Zucchini Muffins

These are the best zucchini muffins you will ever have. I am not biased at all.

During the summer I use fresh zucchini from our garden. I freeze of pre-shredded zucchini to be able to bake these off season. You can also get great zucchini from Flower Hill Farm at the Culver Farmer’s Market.

I bake zucchini muffins to give away, to serve when I have friends over, when the kids are home so they can have an easy breakfast or snack, and just because.

I have tinkered with this recipe for years. I love that you only need one mixing bowl to prepare it. Hope you like it.

Muffins are a great way to sneak veggies into a picky eater’s food.

Please remember I am not a chef or recipe writer. I wing it quite a bit.

Ingredients:

  • Approx 1 packed cup finely shredded zucchini (water partially squeezed out)

  • Two 4 oz containers of unsweetened apple sauce (or you may sub 2 very ripe mashed bananas)

  • 1/4 cup melted coconut oil

  • 1/4 cup oat milk

  • 1/2 cup raw sugar

  • Vanilla extract

  • Juice of 1 lime

  • 2 cups AP flour

  • 1 teaspoon baking soda

  • Cinnamon

  • Fresh grated Nutmeg

  • Pinch of salt

  • 1 cup fresh blueberries (optional)

Instructions:

Preheat the oven to 350F. Coat 12 muffin tin pan with coconut oil. I scoop the solid coconut oil with a paper towel and then rub on to the muffin tins.
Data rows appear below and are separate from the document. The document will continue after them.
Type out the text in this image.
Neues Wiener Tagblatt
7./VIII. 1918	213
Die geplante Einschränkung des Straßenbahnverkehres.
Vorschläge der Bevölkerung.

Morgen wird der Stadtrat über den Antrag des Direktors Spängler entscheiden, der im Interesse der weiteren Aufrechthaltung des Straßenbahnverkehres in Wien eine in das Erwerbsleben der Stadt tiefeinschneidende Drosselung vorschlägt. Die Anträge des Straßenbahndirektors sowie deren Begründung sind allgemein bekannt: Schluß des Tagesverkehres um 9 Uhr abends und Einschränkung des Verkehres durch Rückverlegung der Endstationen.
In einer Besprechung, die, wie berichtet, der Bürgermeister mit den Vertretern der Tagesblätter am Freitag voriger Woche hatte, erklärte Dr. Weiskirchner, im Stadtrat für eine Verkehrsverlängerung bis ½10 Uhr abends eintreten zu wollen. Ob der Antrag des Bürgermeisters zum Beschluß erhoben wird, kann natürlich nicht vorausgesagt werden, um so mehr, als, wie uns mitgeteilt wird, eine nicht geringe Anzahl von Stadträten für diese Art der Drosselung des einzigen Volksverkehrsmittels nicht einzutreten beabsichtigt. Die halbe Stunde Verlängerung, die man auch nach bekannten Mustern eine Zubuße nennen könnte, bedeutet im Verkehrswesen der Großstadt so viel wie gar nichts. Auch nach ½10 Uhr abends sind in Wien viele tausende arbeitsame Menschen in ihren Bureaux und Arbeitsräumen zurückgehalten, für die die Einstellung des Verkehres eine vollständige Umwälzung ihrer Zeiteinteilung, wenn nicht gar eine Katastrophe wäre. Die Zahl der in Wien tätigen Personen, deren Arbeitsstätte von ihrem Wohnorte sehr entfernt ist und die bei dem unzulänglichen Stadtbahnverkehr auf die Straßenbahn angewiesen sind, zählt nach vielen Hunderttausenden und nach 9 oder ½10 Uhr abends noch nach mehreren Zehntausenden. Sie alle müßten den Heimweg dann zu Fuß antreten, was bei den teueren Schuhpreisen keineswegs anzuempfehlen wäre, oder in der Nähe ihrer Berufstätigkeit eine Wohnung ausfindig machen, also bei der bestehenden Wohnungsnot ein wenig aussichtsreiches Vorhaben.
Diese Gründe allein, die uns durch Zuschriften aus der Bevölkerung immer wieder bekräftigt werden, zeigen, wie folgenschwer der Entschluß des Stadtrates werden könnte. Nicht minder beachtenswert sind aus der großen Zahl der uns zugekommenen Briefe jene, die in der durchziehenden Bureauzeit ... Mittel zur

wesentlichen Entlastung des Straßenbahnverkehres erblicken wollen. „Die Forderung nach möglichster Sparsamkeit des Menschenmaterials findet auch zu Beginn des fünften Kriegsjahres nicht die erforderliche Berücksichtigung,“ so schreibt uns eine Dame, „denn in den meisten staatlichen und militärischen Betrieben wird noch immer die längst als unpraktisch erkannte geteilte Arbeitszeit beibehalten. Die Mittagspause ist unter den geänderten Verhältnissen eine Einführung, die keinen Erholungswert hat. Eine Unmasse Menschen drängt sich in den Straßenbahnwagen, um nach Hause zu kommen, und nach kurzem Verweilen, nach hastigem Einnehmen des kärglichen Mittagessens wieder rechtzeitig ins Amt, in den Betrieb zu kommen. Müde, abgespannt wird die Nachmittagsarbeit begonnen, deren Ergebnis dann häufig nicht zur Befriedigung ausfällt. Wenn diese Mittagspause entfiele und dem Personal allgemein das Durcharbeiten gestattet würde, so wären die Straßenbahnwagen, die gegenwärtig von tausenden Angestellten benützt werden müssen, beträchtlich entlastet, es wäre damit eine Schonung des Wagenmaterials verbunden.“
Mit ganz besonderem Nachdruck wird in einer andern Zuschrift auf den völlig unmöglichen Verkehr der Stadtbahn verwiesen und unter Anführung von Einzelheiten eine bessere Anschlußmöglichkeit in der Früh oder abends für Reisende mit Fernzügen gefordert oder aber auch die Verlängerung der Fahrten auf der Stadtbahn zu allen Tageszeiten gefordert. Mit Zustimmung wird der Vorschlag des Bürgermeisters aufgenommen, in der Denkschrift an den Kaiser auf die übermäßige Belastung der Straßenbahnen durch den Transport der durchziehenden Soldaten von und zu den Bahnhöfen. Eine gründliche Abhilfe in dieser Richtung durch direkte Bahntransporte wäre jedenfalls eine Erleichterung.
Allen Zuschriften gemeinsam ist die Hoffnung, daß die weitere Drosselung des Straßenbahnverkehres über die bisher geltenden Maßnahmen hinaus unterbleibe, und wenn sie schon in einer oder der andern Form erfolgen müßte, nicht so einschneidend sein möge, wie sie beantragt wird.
  1. In a large mixing bowl, mix zucchini and apple sauce (or bananas). Add the raw sugar, oil, vanilla, lime juice, and oat milk, and whisk to incorporate.

  2. Mix in the flour, baking soda, salt, nutmeg (grate directly over bowl) and cinnamon and stir until combined. Add blueberries (optional) and mix gently. Do not overmix, or the muffins can come out dense and gummy!

  3. Transfer the batter to the prepared muffin pan.

  4. Bake for about 25-30 minutes, until tops are golden brown and an inserted knife or toothpick comes out clean.

How To Use: Think outside the box when you eat these muffins. I like avocado, habaneros, lime, and salt on mine for a quick, easy lunch or dinner. You can make a breakfast sandwich with Morningstar Farms veggie sausage and Chao or Miyokos vegan cheese. These muffins are also great with peanut butter and jam. Perfect for any meal or snack. They travel well too in a hard container so they do not get smushed.

Options: You can use any plant milk you have on hand instead of oat milk. If you are oil-less, you can omit the oil, just add a little more plant milk. You can top with sliced bananas before baking. You an add 1 cup fresh blueberries. when the batter is mixed. If you are monitoring your salt intake you may omit the salt.

Tip: If I am short on time, sometimes I prepare the batter in the morning, then bake the muffins in the evening so we can have fresh out of the oven muffins as an after dinner treat.